As horas avançam
na madrugada. Dentro de minutos irei pra casa, lanterna à mão. Indiscreta,
revela os ágeis e pequeninos jacarés de parede, as lagartixas, a ziguezaguear
atrás de insetos e refúgio. Paralisadas pelo facho de luz, parecem presas
fáceis. Nas horas vagas, permeado com outras obras mais digestivas, sigo a
lutar com um livro do argentino José Ingenieros. Escreve de forma densa, com exaltado
senso crítico, enchendo páginas e mais páginas com reflexões que parecem, quase
todas, aforismos encadeados. A linguagem não flui, escoa como lava e a leitura
parece avançar com a velocidade de crescimento de estalactites. Algumas de suas
tiradas são notáveis e parecem descrever ora a mim mesmo, ora a outros tantos
que conhecemos. O nome da obra denuncia a falta de melhores atributos: “O homem medíocre”.
Pensei em alinhar
frases deste autor para, só então, depois de uma fuzilaria de palavras, revelar
sua origem. Algumas dão o que pensar: “A
mediocridade é mais contagiosa que o talento (...) Seriam capazes de enviar em
comissão um lobo e um cordeiro,
surpreendendo-se, depois, sinceramente, de ver o lobo voltar sozinho (...)
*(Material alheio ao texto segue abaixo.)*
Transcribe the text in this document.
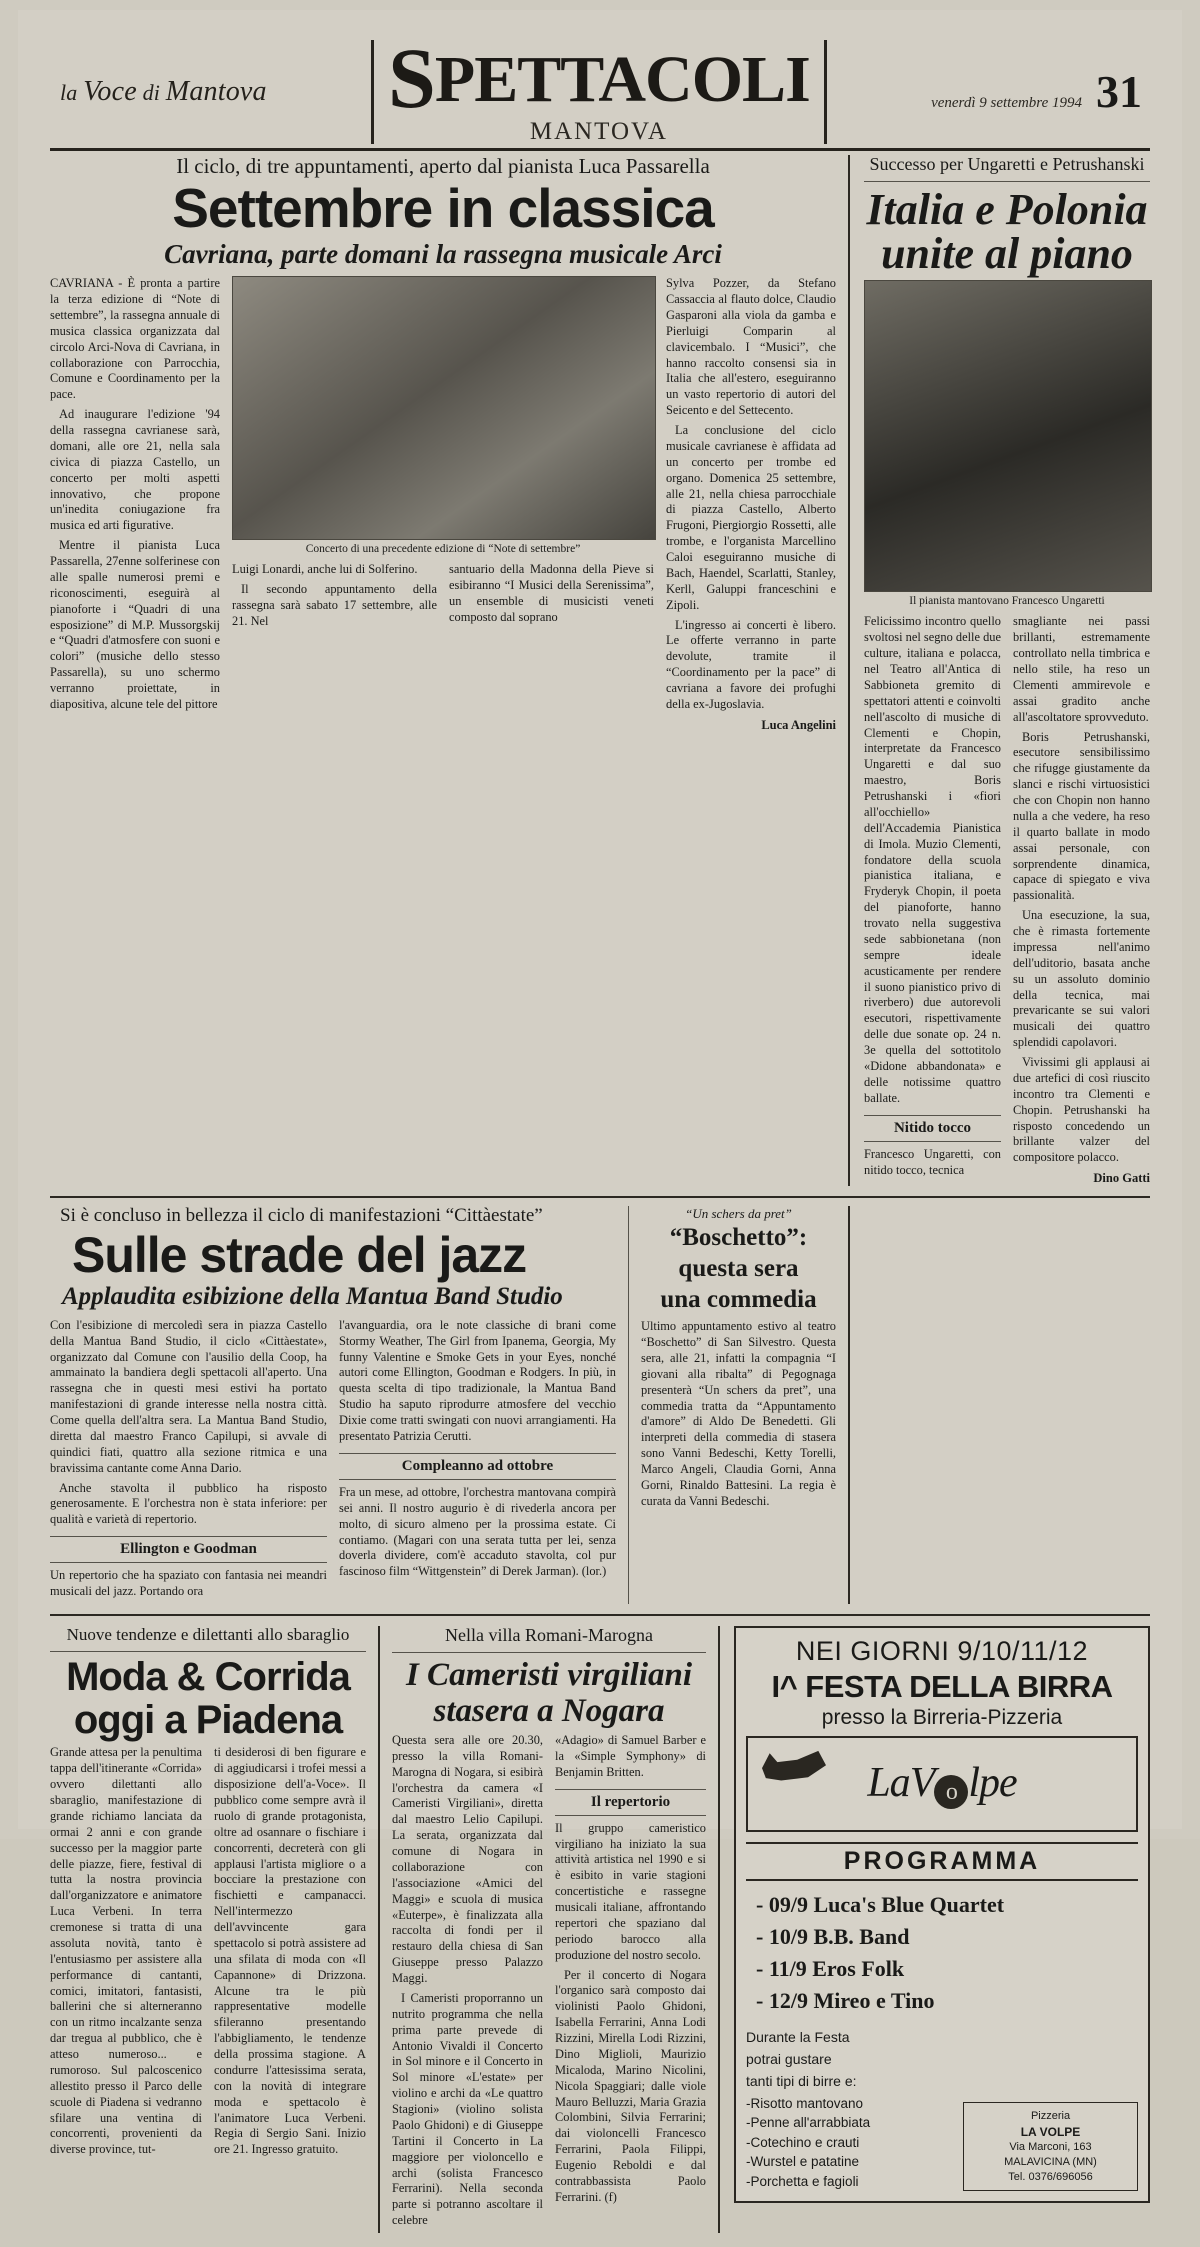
la Voce di Mantova SPETTACOLI
MANTOVA
venerdì 9 settembre 1994 31
Il ciclo, di tre appuntamenti, aperto dal pianista Luca Passarella
Settembre in classica
Cavriana, parte domani la rassegna musicale Arci

CAVRIANA - È pronta a partire la terza edizione di “Note di settembre”, la rassegna annuale di musica classica organizzata dal circolo Arci-Nova di Cavriana, in collaborazione con Parrocchia, Comune e Coordinamento per la pace.

Ad inaugurare l'edizione '94 della rassegna cavrianese sarà, domani, alle ore 21, nella sala civica di piazza Castello, un concerto per molti aspetti innovativo, che propone un'inedita coniugazione fra musica ed arti figurative.

Mentre il pianista Luca Passarella, 27enne solferinese con alle spalle numerosi premi e riconoscimenti, eseguirà al pianoforte i “Quadri di una esposizione” di M.P. Mussorgskij e “Quadri d'atmosfere con suoni e colori” (musiche dello stesso Passarella), su uno schermo verranno proiettate, in diapositiva, alcune tele del pittore

Concerto di una precedente edizione di “Note di settembre”

Luigi Lonardi, anche lui di Solferino.

Il secondo appuntamento della rassegna sarà sabato 17 settembre, alle 21. Nel

santuario della Madonna della Pieve si esibiranno “I Musici della Serenissima”, un ensemble di musicisti veneti composto dal soprano

Sylva Pozzer, da Stefano Cassaccia al flauto dolce, Claudio Gasparoni alla viola da gamba e Pierluigi Comparin al clavicembalo. I “Musici”, che hanno raccolto consensi sia in Italia che all'estero, eseguiranno un vasto repertorio di autori del Seicento e del Settecento.

La conclusione del ciclo musicale cavrianese è affidata ad un concerto per trombe ed organo. Domenica 25 settembre, alle 21, nella chiesa parrocchiale di piazza Castello, Alberto Frugoni, Piergiorgio Rossetti, alle trombe, e l'organista Marcellino Caloi eseguiranno musiche di Bach, Haendel, Scarlatti, Stanley, Kerll, Galuppi franceschini e Zipoli.

L'ingresso ai concerti è libero. Le offerte verranno in parte devolute, tramite il “Coordinamento per la pace” di cavriana a favore dei profughi della ex-Jugoslavia.

Luca Angelini
Successo per Ungaretti e Petrushanski
Italia e Polonia
unite al piano
Il pianista mantovano Francesco Ungaretti

Felicissimo incontro quello svoltosi nel segno delle due culture, italiana e polacca, nel Teatro all'Antica di Sabbioneta gremito di spettatori attenti e coinvolti nell'ascolto di musiche di Clementi e Chopin, interpretate da Francesco Ungaretti e dal suo maestro, Boris Petrushanski i «fiori all'occhiello» dell'Accademia Pianistica di Imola. Muzio Clementi, fondatore della scuola pianistica italiana, e Fryderyk Chopin, il poeta del pianoforte, hanno trovato nella suggestiva sede sabbionetana (non sempre ideale acusticamente per rendere il suono pianistico privo di riverbero) due autorevoli esecutori, rispettivamente delle due sonate op. 24 n. 3e quella del sottotitolo «Didone abbandonata» e delle notissime quattro ballate.

Nitido tocco

Francesco Ungaretti, con nitido tocco, tecnica

smagliante nei passi brillanti, estremamente controllato nella timbrica e nello stile, ha reso un Clementi ammirevole e assai gradito anche all'ascoltatore sprovveduto.

Boris Petrushanski, esecutore sensibilissimo che rifugge giustamente da slanci e rischi virtuosistici che con Chopin non hanno nulla a che vedere, ha reso il quarto ballate in modo assai personale, con sorprendente dinamica, capace di spiegato e viva passionalità.

Una esecuzione, la sua, che è rimasta fortemente impressa nell'animo dell'uditorio, basata anche su un assoluto dominio della tecnica, mai prevaricante se sui valori musicali dei quattro splendidi capolavori.

Vivissimi gli applausi ai due artefici di così riuscito incontro tra Clementi e Chopin. Petrushanski ha risposto concedendo un brillante valzer del compositore polacco.

Dino Gatti
Si è concluso in bellezza il ciclo di manifestazioni “Cittàestate”
Sulle strade del jazz
Applaudita esibizione della Mantua Band Studio

Con l'esibizione di mercoledì sera in piazza Castello della Mantua Band Studio, il ciclo «Cittàestate», organizzato dal Comune con l'ausilio della Coop, ha ammainato la bandiera degli spettacoli all'aperto. Una rassegna che in questi mesi estivi ha portato manifestazioni di grande interesse nella nostra città. Come quella dell'altra sera. La Mantua Band Studio, diretta dal maestro Franco Capilupi, si avvale di quindici fiati, quattro alla sezione ritmica e una bravissima cantante come Anna Dario.

Anche stavolta il pubblico ha risposto generosamente. E l'orchestra non è stata inferiore: per qualità e varietà di repertorio.

Ellington e Goodman

Un repertorio che ha spaziato con fantasia nei meandri musicali del jazz. Portando ora

l'avanguardia, ora le note classiche di brani come Stormy Weather, The Girl from Ipanema, Georgia, My funny Valentine e Smoke Gets in your Eyes, nonché autori come Ellington, Goodman e Rodgers. In più, in questa scelta di tipo tradizionale, la Mantua Band Studio ha saputo riprodurre atmosfere del vecchio Dixie come tratti swingati con nuovi arrangiamenti. Ha presentato Patrizia Cerutti.

Compleanno ad ottobre

Fra un mese, ad ottobre, l'orchestra mantovana compirà sei anni. Il nostro augurio è di rivederla ancora per molto, di sicuro almeno per la prossima estate. Ci contiamo. (Magari con una serata tutta per lei, senza doverla dividere, com'è accaduto stavolta, col pur fascinoso film “Wittgenstein” di Derek Jarman). (lor.)

“Un schers da pret”
“Boschetto”:
questa sera
una commedia

Ultimo appuntamento estivo al teatro “Boschetto” di San Silvestro. Questa sera, alle 21, infatti la compagnia “I giovani alla ribalta” di Pegognaga presenterà “Un schers da pret”, una commedia tratta da “Appuntamento d'amore” di Aldo De Benedetti. Gli interpreti della commedia di stasera sono Vanni Bedeschi, Ketty Torelli, Marco Angeli, Claudia Gorni, Anna Gorni, Rinaldo Battesini. La regia è curata da Vanni Bedeschi.

Nuove tendenze e dilettanti allo sbaraglio
Moda & Corrida
oggi a Piadena

Grande attesa per la penultima tappa dell'itinerante «Corrida» ovvero dilettanti allo sbaraglio, manifestazione di grande richiamo lanciata da ormai 2 anni e con grande successo per la maggior parte delle piazze, fiere, festival di tutta la nostra provincia dall'organizzatore e animatore Luca Verbeni. In terra cremonese si tratta di una assoluta novità, tanto è l'entusiasmo per assistere alla performance di cantanti, comici, imitatori, fantasisti, ballerini che si alterneranno con un ritmo incalzante senza dar tregua al pubblico, che è atteso numeroso... e rumoroso. Sul palcoscenico allestito presso il Parco delle scuole di Piadena si vedranno sfilare una ventina di concorrenti, provenienti da diverse province, tut-

ti desiderosi di ben figurare e di aggiudicarsi i trofei messi a disposizione dell'a-Voce». Il pubblico come sempre avrà il ruolo di grande protagonista, oltre ad osannare o fischiare i concorrenti, decreterà con gli applausi l'artista migliore o a bocciare la prestazione con fischietti e campanacci. Nell'intermezzo dell'avvincente gara spettacolo si potrà assistere ad una sfilata di moda con «Il Capannone» di Drizzona. Alcune tra le più rappresentative modelle sfileranno presentando l'abbigliamento, le tendenze della prossima stagione. A condurre l'attesissima serata, con la novità di integrare moda e spettacolo è l'animatore Luca Verbeni. Regia di Sergio Sani. Inizio ore 21. Ingresso gratuito.

Nella villa Romani-Marogna
I Cameristi virgiliani
stasera a Nogara

Questa sera alle ore 20.30, presso la villa Romani-Marogna di Nogara, si esibirà l'orchestra da camera «I Cameristi Virgiliani», diretta dal maestro Lelio Capilupi. La serata, organizzata dal comune di Nogara in collaborazione con l'associazione «Amici del Maggi» e scuola di musica «Euterpe», è finalizzata alla raccolta di fondi per il restauro della chiesa di San Giuseppe presso Palazzo Maggi.

I Cameristi proporranno un nutrito programma che nella prima parte prevede di Antonio Vivaldi il Concerto in Sol minore e il Concerto in Sol minore «L'estate» per violino e archi da «Le quattro Stagioni» (violino solista Paolo Ghidoni) e di Giuseppe Tartini il Concerto in La maggiore per violoncello e archi (solista Francesco Ferrarini). Nella seconda parte si potranno ascoltare il celebre

«Adagio» di Samuel Barber e la «Simple Symphony» di Benjamin Britten.

Il repertorio

Il gruppo cameristico virgiliano ha iniziato la sua attività artistica nel 1990 e si è esibito in varie stagioni concertistiche e rassegne musicali italiane, affrontando repertori che spaziano dal periodo barocco alla produzione del nostro secolo.

Per il concerto di Nogara l'organico sarà composto dai violinisti Paolo Ghidoni, Isabella Ferrarini, Anna Lodi Rizzini, Mirella Lodi Rizzini, Dino Miglioli, Maurizio Micaloda, Marino Nicolini, Nicola Spaggiari; dalle viole Mauro Belluzzi, Maria Grazia Colombini, Silvia Ferrarini; dai violoncelli Francesco Ferrarini, Paola Filippi, Eugenio Reboldi e dal contrabbassista Paolo Ferrarini. (f)

NEI GIORNI 9/10/11/12
I^ FESTA DELLA BIRRA
presso la Birreria-Pizzeria
LaV o lpe
PROGRAMMA
- 09/9 Luca's Blue Quartet
- 10/9 B.B. Band
- 11/9 Eros Folk
- 12/9 Mireo e Tino
Durante la Festa
potrai gustare
tanti tipi di birre e:
-Risotto mantovano
-Penne all'arrabbiata
-Cotechino e crauti
-Wurstel e patatine
-Porchetta e fagioli
Pizzeria
LA VOLPE
Via Marconi, 163
MALAVICINA (MN)
Tel. 0376/696056
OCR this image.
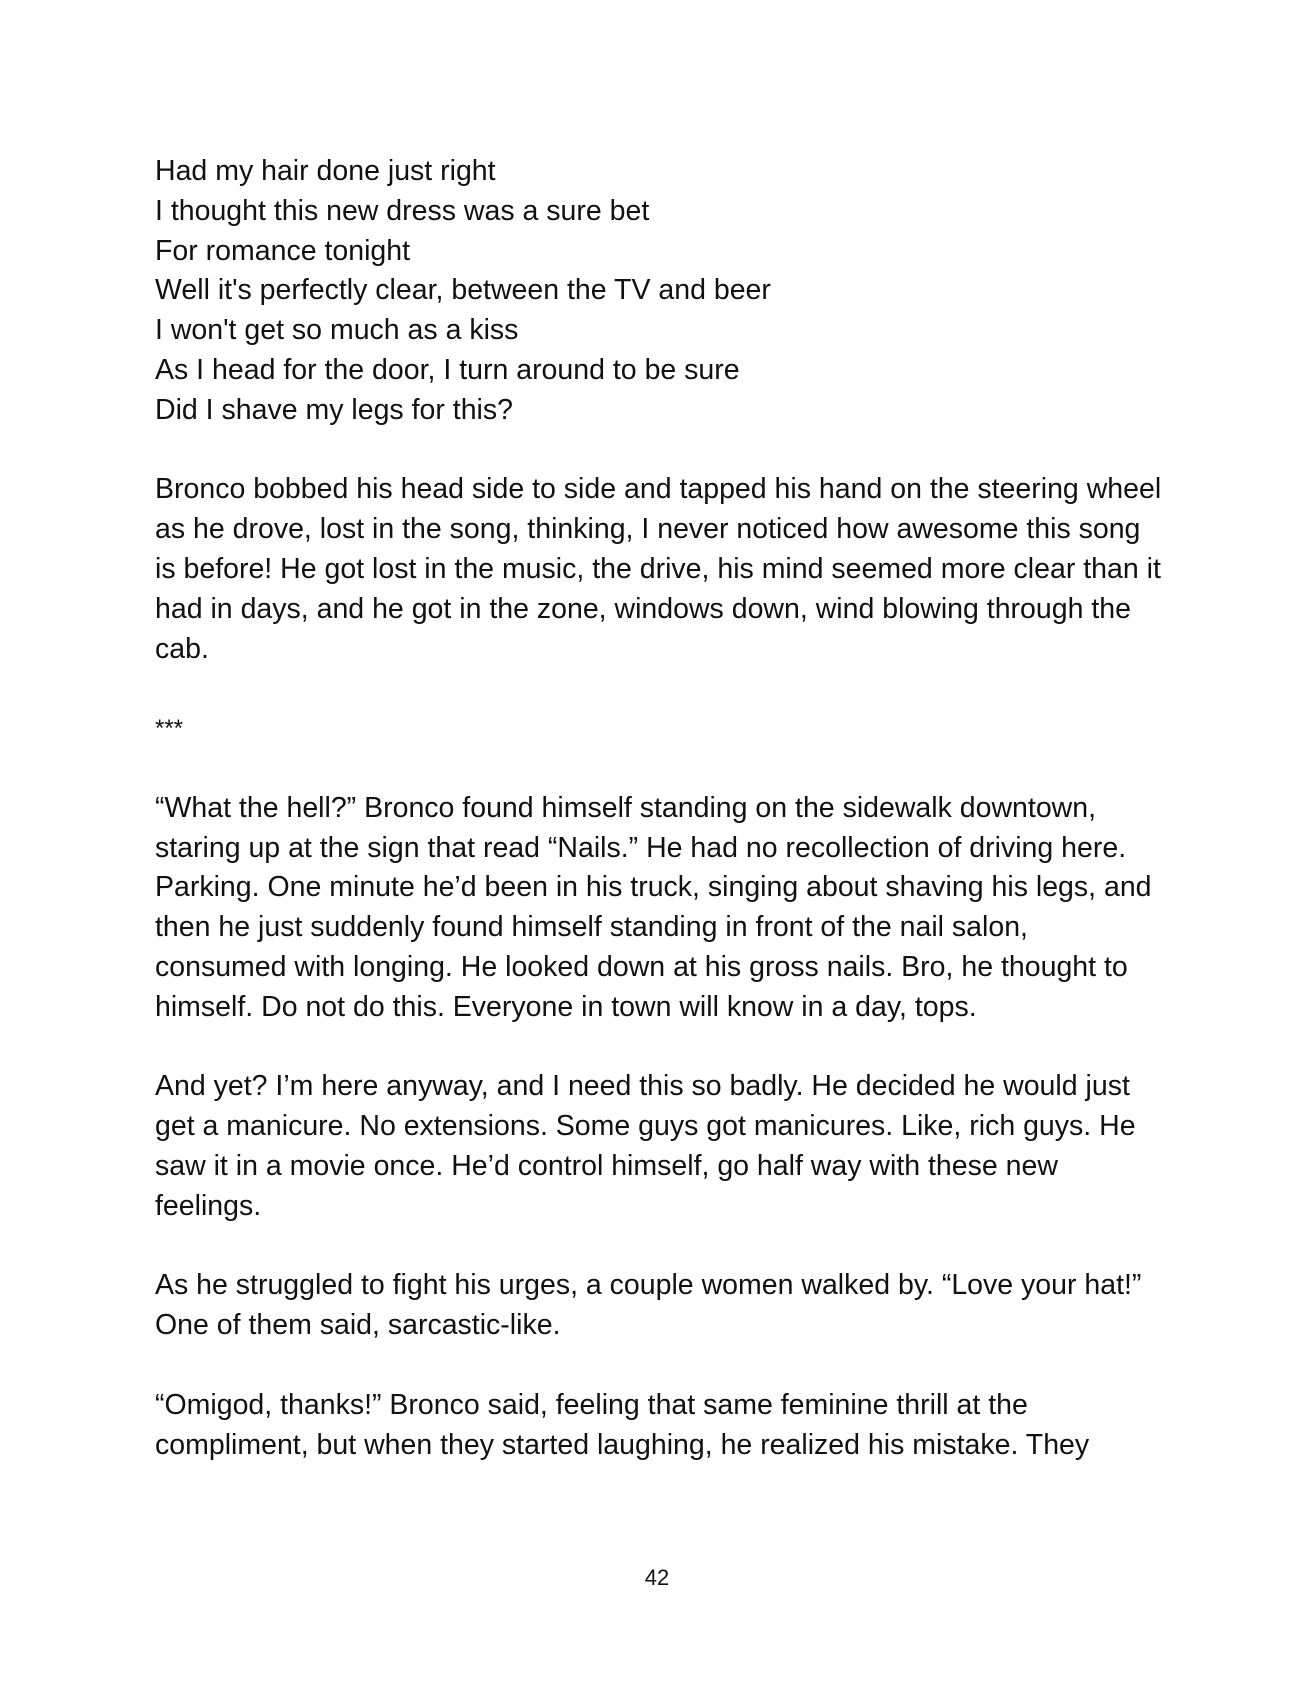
Had my hair done just right
I thought this new dress was a sure bet
For romance tonight
Well it's perfectly clear, between the TV and beer
I won't get so much as a kiss
As I head for the door, I turn around to be sure
Did I shave my legs for this?

Bronco bobbed his head side to side and tapped his hand on the steering wheel as he drove, lost in the song, thinking, I never noticed how awesome this song is before! He got lost in the music, the drive, his mind seemed more clear than it had in days, and he got in the zone, windows down, wind blowing through the cab.

***

“What the hell?” Bronco found himself standing on the sidewalk downtown, staring up at the sign that read “Nails.” He had no recollection of driving here. Parking. One minute he’d been in his truck, singing about shaving his legs, and then he just suddenly found himself standing in front of the nail salon, consumed with longing. He looked down at his gross nails. Bro, he thought to himself. Do not do this. Everyone in town will know in a day, tops.

And yet? I’m here anyway, and I need this so badly. He decided he would just get a manicure. No extensions. Some guys got manicures. Like, rich guys. He saw it in a movie once. He’d control himself, go half way with these new feelings.

As he struggled to fight his urges, a couple women walked by. “Love your hat!” One of them said, sarcastic-like.

“Omigod, thanks!” Bronco said, feeling that same feminine thrill at the compliment, but when they started laughing, he realized his mistake. They

42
Povoam a sua memória com máximas de almanaque, e ressuscitam-nas de vez em
quando como se fossem sentenças (...) O homem medíocre que se aventura à lição
social tem apetites urgentes: o êxito. Não suspeita da existência de outra
coisa – a glória – almejada somente pelos caracteres superiores”.
Pois tomo o mote
do homem medíocre para expandi-lo aos acontecimentos lastimáveis de Paris, que
viu arder Notre Dame. Antes de tudo viajo no tempo e recordo os conselhos que
ouvi antes de ir a Portugal pela vez primeira. Me disse um conhecedor das
coisas de além-mar que prestasse atenção nas Igrejas portuguesas. Modestas por
fora, possuem em seu interior toda a demonstração de carinho pelas coisas do
Alto. É verdade. Verdade esta que podemos confirmar também no Brasil, em
cidades como Salvador e Ouro Preto. O que a pedra bruta, por vezes talhada sem
grande apuro na fachada, fica a dever, ricos e devotos interiores fazem
esquecer, convocando os homens à introspecção, à consciência, à oração.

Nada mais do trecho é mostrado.